The critically-acclaimed Korean thriller series Squid Game has captured the hearts of many. Here’s why you need to watch it, right now!
If you haven’t seen this 9-episode survival series yet, then let me tell you that Squid Game is now the most successful Korean series on Netflix. In fact, it’s the biggest show on the streaming platform—dethroning Bridgerton and becoming number 1 in over 90 countries.
This surprising smash hit came from nowhere to grip us, bring us to the edge of our comfort zones, and make us question everything we believe in about how far we’d go to survive. Plus, it’s super binge-able and addictive—I finished it in just two days after trying so hard to resist watching it.
If you have seen it, then chances are, you will never feel the same when you hear Johan Strauss’ Blue Danube ever again. In fact, the brilliant use of classical music to signal the beginning of the games is enough to give to PTSD after having finished this series.
From Childhood Game to Survival Challenge
Squid Game is essentially a game show where the childhood games you used to play turn deadly. Six rounds, that is, of childhood games—elevated to a level of extreme survival, where life and death are the stakes, making you think about the human limits of morality.
The show centers around Seoul’s most desperate souls—in the very depths of debt and at the end of their lifeline. Then comes an opportunity to participate in a game that allows you to win money in the billions… instantly! The catch, though, is that you play with your life and the lives of others on the line.
As the game goes on, the only way to win is to be the lone survivor among hundreds of players, who are all eliminated through death, whether caused by the game masters or the players themselves. Overall, it’s like The Truman Show mixed with Hunger Games, where everything happens on a secluded Korean island. And yes, there is no escape—it’s either you win or you die.
Compelling Character Backstories
The show is also rich in human drama, where each of the character’s backstories is set up to make you care about them and root for them. These stories all center around the characters’ love of family, losing them because of their own failures, and wanting nothing more than a chance at redemption.
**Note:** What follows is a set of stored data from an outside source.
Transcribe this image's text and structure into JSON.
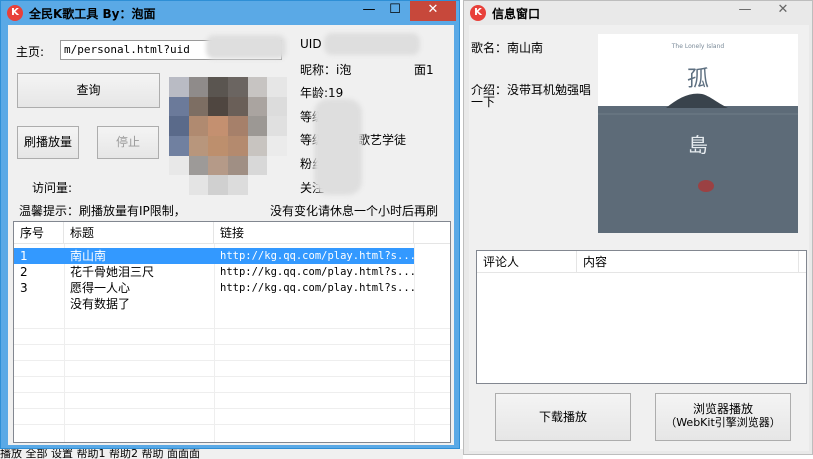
{
  "main_window": {
    "title": "全民K歌工具 By：泡面",
    "icon": "k-song-logo-icon",
    "buttons": {
      "minimize": "—",
      "maximize": "☐",
      "close": "✕"
    },
    "homepage_label": "主页:",
    "homepage_value": "m/personal.html?uid",
    "query_button": "查询",
    "brush_button": "刷播放量",
    "stop_button": "停止",
    "visits_label": "访问量:",
    "uid_label": "UID",
    "nickname_label": "昵称：i泡",
    "nickname_tail": "面1",
    "age_label": "年龄:19",
    "level_label": "等级:",
    "level2_label": "等级:",
    "level2_value": "歌艺学徒",
    "fans_label": "粉丝",
    "follow_label": "关注",
    "tip_prefix": "温馨提示：刷播放量有IP限制，",
    "tip_suffix": "没有变化请休息一个小时后再刷",
    "table": {
      "headers": [
        "序号",
        "标题",
        "链接"
      ],
      "rows": [
        {
          "num": "1",
          "title": "南山南",
          "link": "http://kg.qq.com/play.html?s..."
        },
        {
          "num": "2",
          "title": "花千骨她泪三尺",
          "link": "http://kg.qq.com/play.html?s..."
        },
        {
          "num": "3",
          "title": "愿得一人心",
          "link": "http://kg.qq.com/play.html?s..."
        },
        {
          "num": "",
          "title": "没有数据了",
          "link": ""
        }
      ]
    }
  },
  "info_window": {
    "title": "信息窗口",
    "icon": "k-song-logo-icon",
    "buttons": {
      "minimize": "—",
      "close": "✕"
    },
    "song_name": "歌名：南山南",
    "intro_line1": "介绍：没带耳机勉强唱",
    "intro_line2": "一下",
    "cover": {
      "small_text": "The Lonely Island",
      "char1": "孤",
      "char2": "島"
    },
    "comments_headers": [
      "评论人",
      "内容"
    ],
    "download_button": "下载播放",
    "browser_button_line1": "浏览器播放",
    "browser_button_line2": "（WebKit引擎浏览器）"
  },
  "taskbar_text": "播放   全部   设置   帮助1   帮助2   帮助   面面面"
}
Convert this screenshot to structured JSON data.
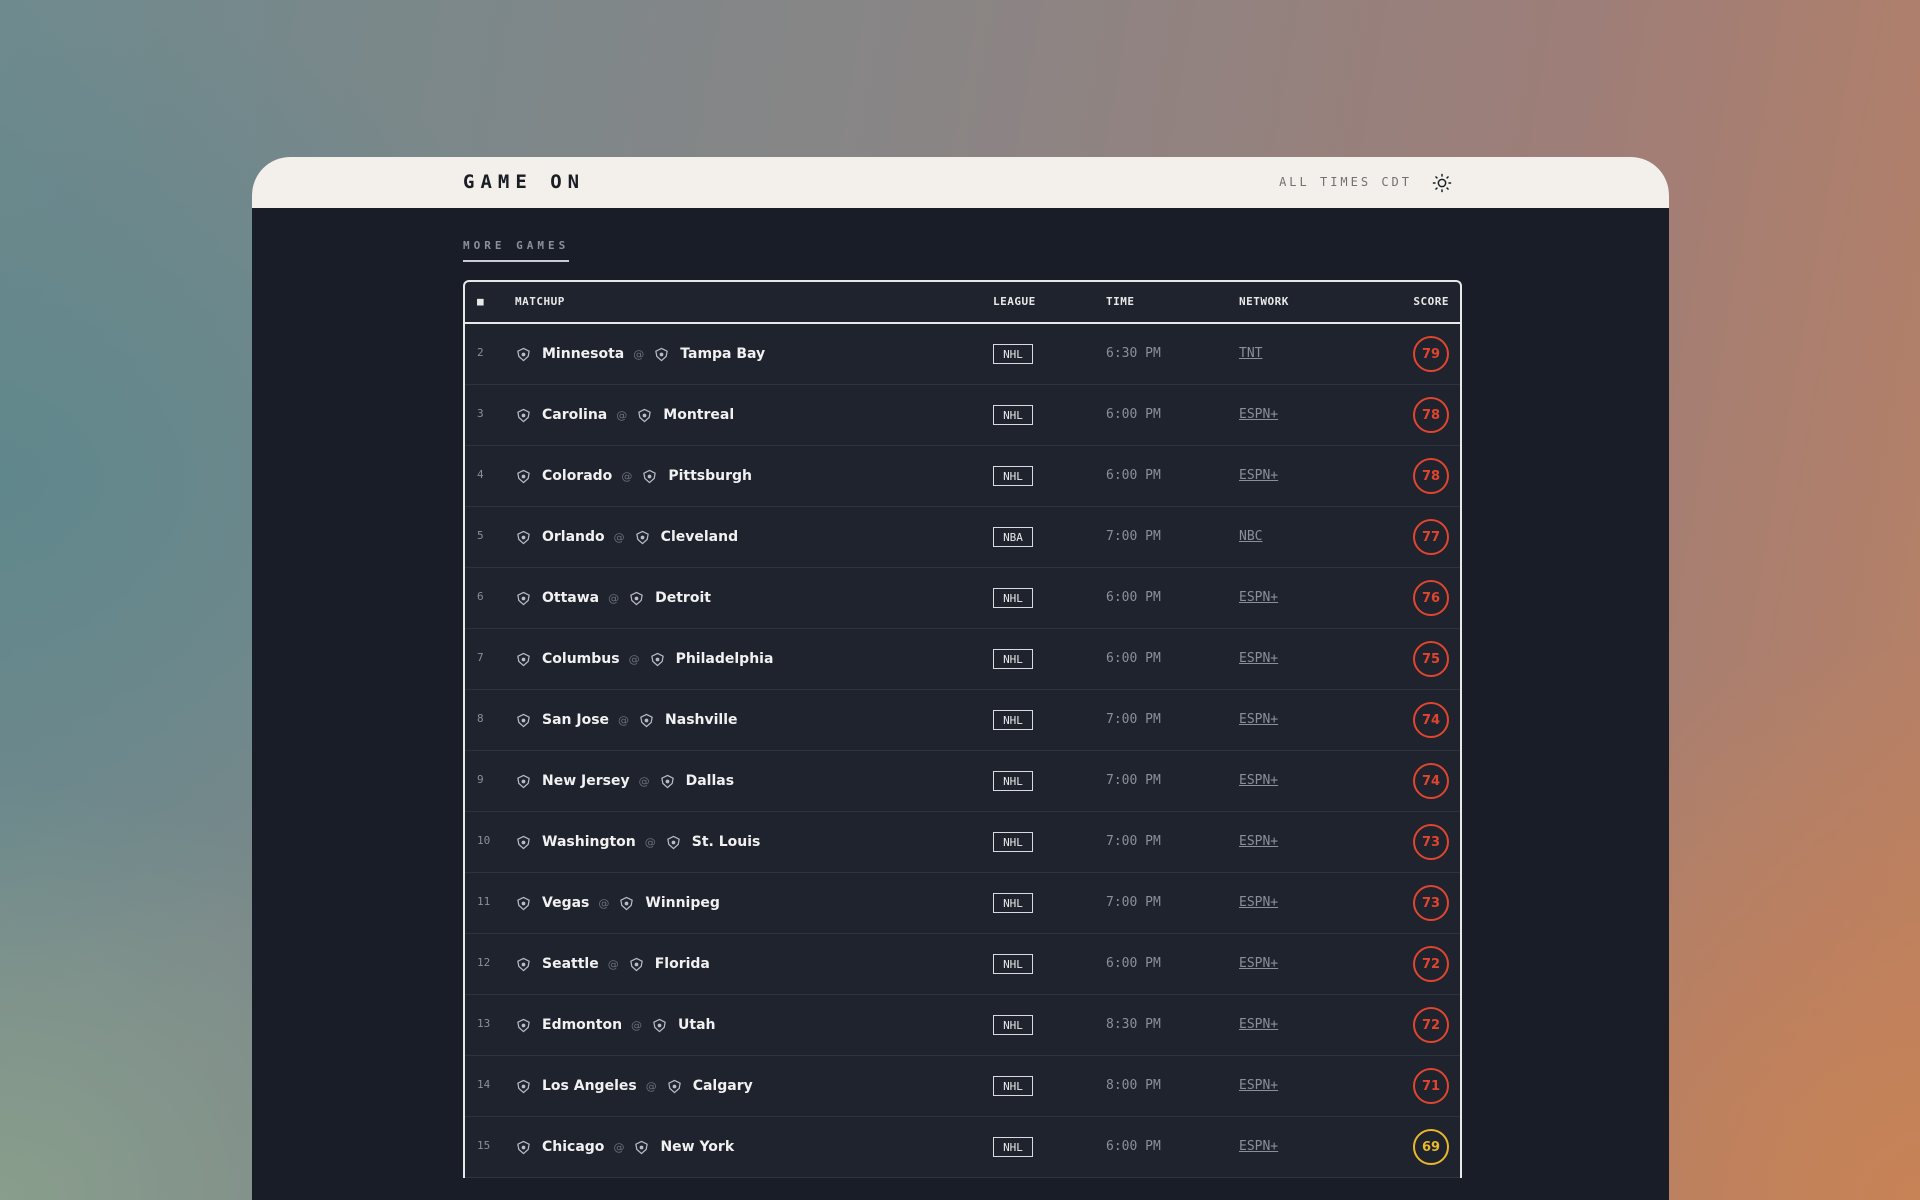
{
  "app": {
    "logo": "GAME ON",
    "times_label": "ALL TIMES CDT"
  },
  "section": {
    "title": "MORE GAMES"
  },
  "table": {
    "headers": {
      "rank": "■",
      "matchup": "MATCHUP",
      "league": "LEAGUE",
      "time": "TIME",
      "network": "NETWORK",
      "score": "SCORE"
    },
    "rows": [
      {
        "rank": "2",
        "away": "Minnesota",
        "home": "Tampa Bay",
        "league": "NHL",
        "time": "6:30 PM",
        "network": "TNT",
        "score": "79",
        "score_color": "#e0452f"
      },
      {
        "rank": "3",
        "away": "Carolina",
        "home": "Montreal",
        "league": "NHL",
        "time": "6:00 PM",
        "network": "ESPN+",
        "score": "78",
        "score_color": "#e0452f"
      },
      {
        "rank": "4",
        "away": "Colorado",
        "home": "Pittsburgh",
        "league": "NHL",
        "time": "6:00 PM",
        "network": "ESPN+",
        "score": "78",
        "score_color": "#e0452f"
      },
      {
        "rank": "5",
        "away": "Orlando",
        "home": "Cleveland",
        "league": "NBA",
        "time": "7:00 PM",
        "network": "NBC",
        "score": "77",
        "score_color": "#e0452f"
      },
      {
        "rank": "6",
        "away": "Ottawa",
        "home": "Detroit",
        "league": "NHL",
        "time": "6:00 PM",
        "network": "ESPN+",
        "score": "76",
        "score_color": "#e0452f"
      },
      {
        "rank": "7",
        "away": "Columbus",
        "home": "Philadelphia",
        "league": "NHL",
        "time": "6:00 PM",
        "network": "ESPN+",
        "score": "75",
        "score_color": "#e0452f"
      },
      {
        "rank": "8",
        "away": "San Jose",
        "home": "Nashville",
        "league": "NHL",
        "time": "7:00 PM",
        "network": "ESPN+",
        "score": "74",
        "score_color": "#e0452f"
      },
      {
        "rank": "9",
        "away": "New Jersey",
        "home": "Dallas",
        "league": "NHL",
        "time": "7:00 PM",
        "network": "ESPN+",
        "score": "74",
        "score_color": "#e0452f"
      },
      {
        "rank": "10",
        "away": "Washington",
        "home": "St. Louis",
        "league": "NHL",
        "time": "7:00 PM",
        "network": "ESPN+",
        "score": "73",
        "score_color": "#e0452f"
      },
      {
        "rank": "11",
        "away": "Vegas",
        "home": "Winnipeg",
        "league": "NHL",
        "time": "7:00 PM",
        "network": "ESPN+",
        "score": "73",
        "score_color": "#e0452f"
      },
      {
        "rank": "12",
        "away": "Seattle",
        "home": "Florida",
        "league": "NHL",
        "time": "6:00 PM",
        "network": "ESPN+",
        "score": "72",
        "score_color": "#e0452f"
      },
      {
        "rank": "13",
        "away": "Edmonton",
        "home": "Utah",
        "league": "NHL",
        "time": "8:30 PM",
        "network": "ESPN+",
        "score": "72",
        "score_color": "#e0452f"
      },
      {
        "rank": "14",
        "away": "Los Angeles",
        "home": "Calgary",
        "league": "NHL",
        "time": "8:00 PM",
        "network": "ESPN+",
        "score": "71",
        "score_color": "#e0452f"
      },
      {
        "rank": "15",
        "away": "Chicago",
        "home": "New York",
        "league": "NHL",
        "time": "6:00 PM",
        "network": "ESPN+",
        "score": "69",
        "score_color": "#e8b82a"
      }
    ]
  },
  "icons": {
    "theme_toggle": "sun-icon",
    "team_logo": "team-logo-icon"
  }
}
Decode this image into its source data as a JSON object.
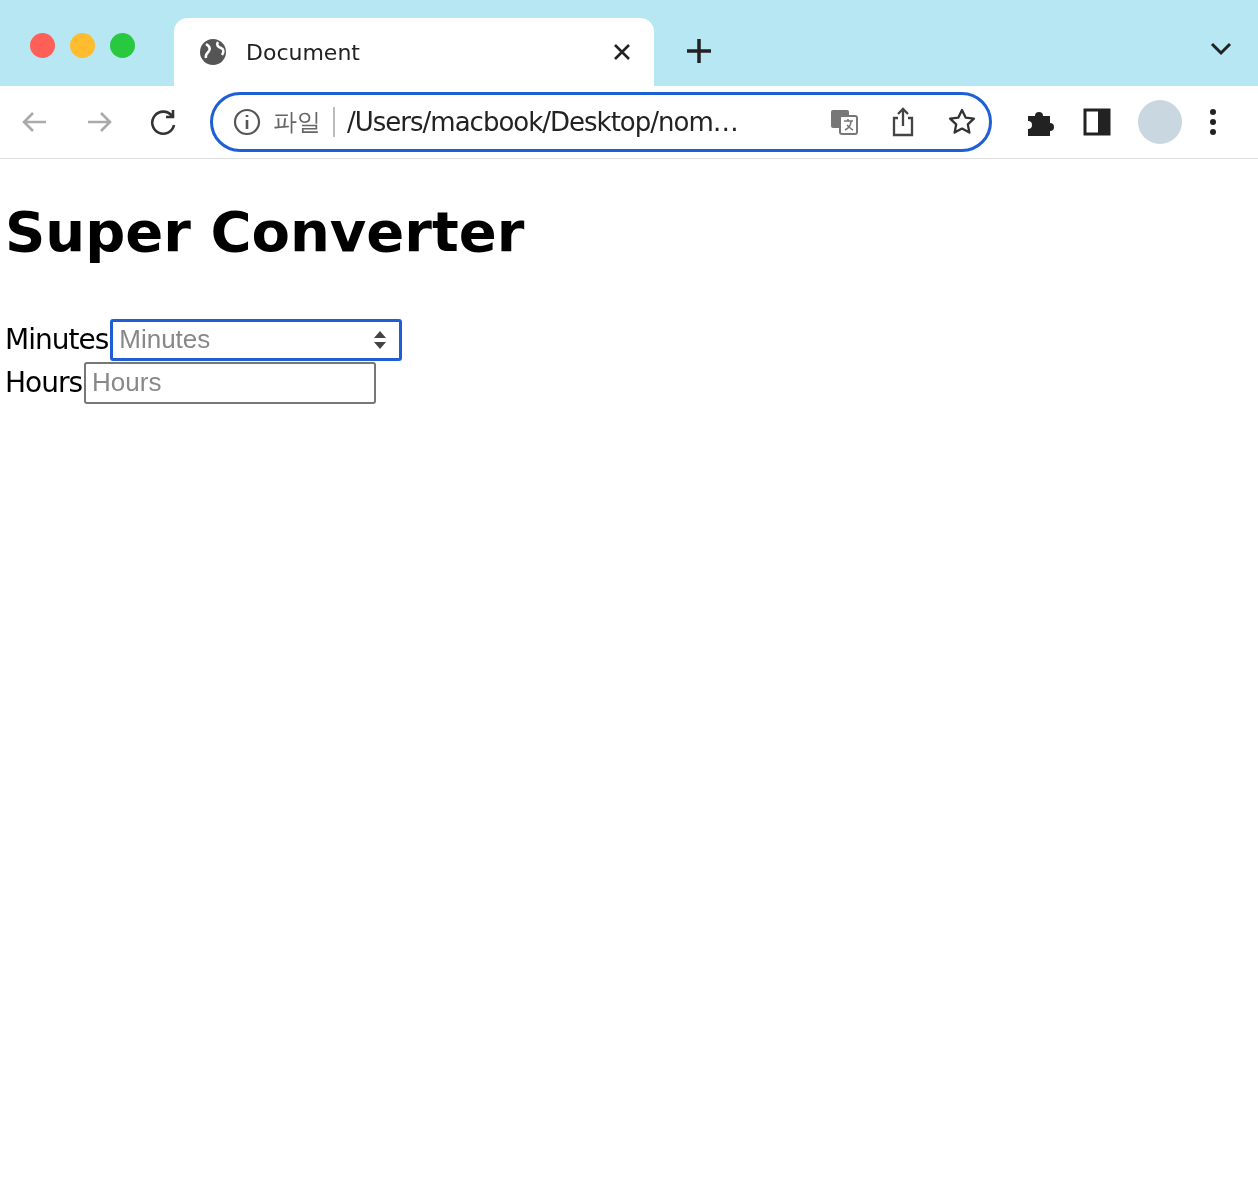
{
  "tabs": [
    {
      "title": "Document",
      "selected": true
    }
  ],
  "nav_buttons": [
    {
      "kind": "back",
      "disabled": true
    },
    {
      "kind": "forward",
      "disabled": true
    },
    {
      "kind": "reload",
      "disabled": false
    }
  ],
  "address_bar": {
    "scheme_label": "파일",
    "url": "/Users/macbook/Desktop/nom…",
    "focused": true
  },
  "page": {
    "heading": "Super Converter",
    "fields": [
      {
        "label": "Minutes",
        "placeholder": "Minutes",
        "kind": "number",
        "focused": true
      },
      {
        "label": "Hours",
        "placeholder": "Hours",
        "kind": "text",
        "focused": false
      }
    ]
  }
}
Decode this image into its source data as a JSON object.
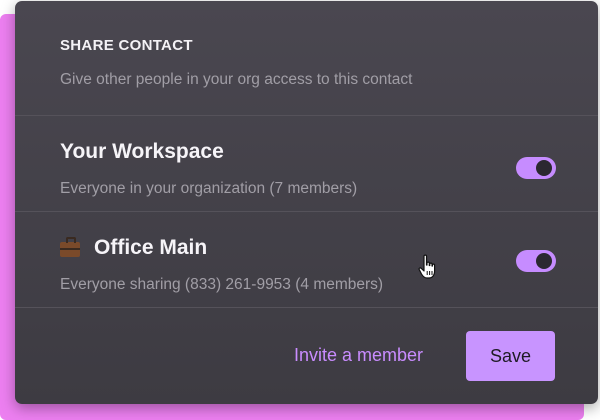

Then, as they enter the game, their stories are pitted against each other—making you, as an audience, decide which story you value most, and which character you hope will survive. What’s more, there are character arcs that are completely noble, some entirely evil, and most, very flawed—therefore, very human—making you examine your own values, while watching Squid Game.
It even makes you ask the question: If I were a player in Squid Game, how far will I go to survive?
Will I betray a stranger to save my own life?
Will I cheat if it means I get to live?
Do I see my life as more valuable than others?
Will I kill my childhood friend in order to survive?
What, really, is the value of human life? Is all the money in the world worth the life of even just one person?
Artful Storytelling and Cinematic Genius
Koreans have not only mastered the art of storytelling and conquered the world with their cinematic genius, but they’ve made the narrative a deeply provocative art form by creating layers upon layers of thought, emotion, and insight.
All their characters are well-drawn out, even if it is an ensemble cast. Their actors are excellent in portraying these colorful characters, making them the most effective vessels of the story. What’s more, their production value exceeds even that of the highest Hollywood studios. They do not scrimp on anything—story or setting.
The entertainment value is always extreme because they offer new content you would never think of—like children’s games turning deadly and flawed characters being heroes in the end. They know how to manipulate our emotions by creating characters we relate to and building monsters out of humans that when they die, we are either deeply affected or satisfied to the gut.
Squid Game: My Overall Takeaway
Never have I ever felt more satisfied seeing the death of an evil character as he fell through the glass than in this series, nor have I ever felt more sympathy and love to see the two main characters sacrifice their lives for each other—that is human drama down to the core, wrapped in a total package of pure edge-of-your-seat-thriller.
And as much as classical music sets the tone for each of the six deadly children’s games, it ends with a Western tune—a duel, pretty much like how Tarantino does it, making it a constantly evolving narrative experience.
These are the reasons why I think that Squid Game is the success that it is. Because at the end of it, with all the deaths happening around us all over the world (in the past 18 months) that may be desensitized us, here comes a show that reminds us that we still have empathy, even for the people that society has deemed the most hopeless.
And that is the gift of this show—it makes us feel that all of us, as humans—removed from every privilege in life—are at our very core, equal and alike in dignity.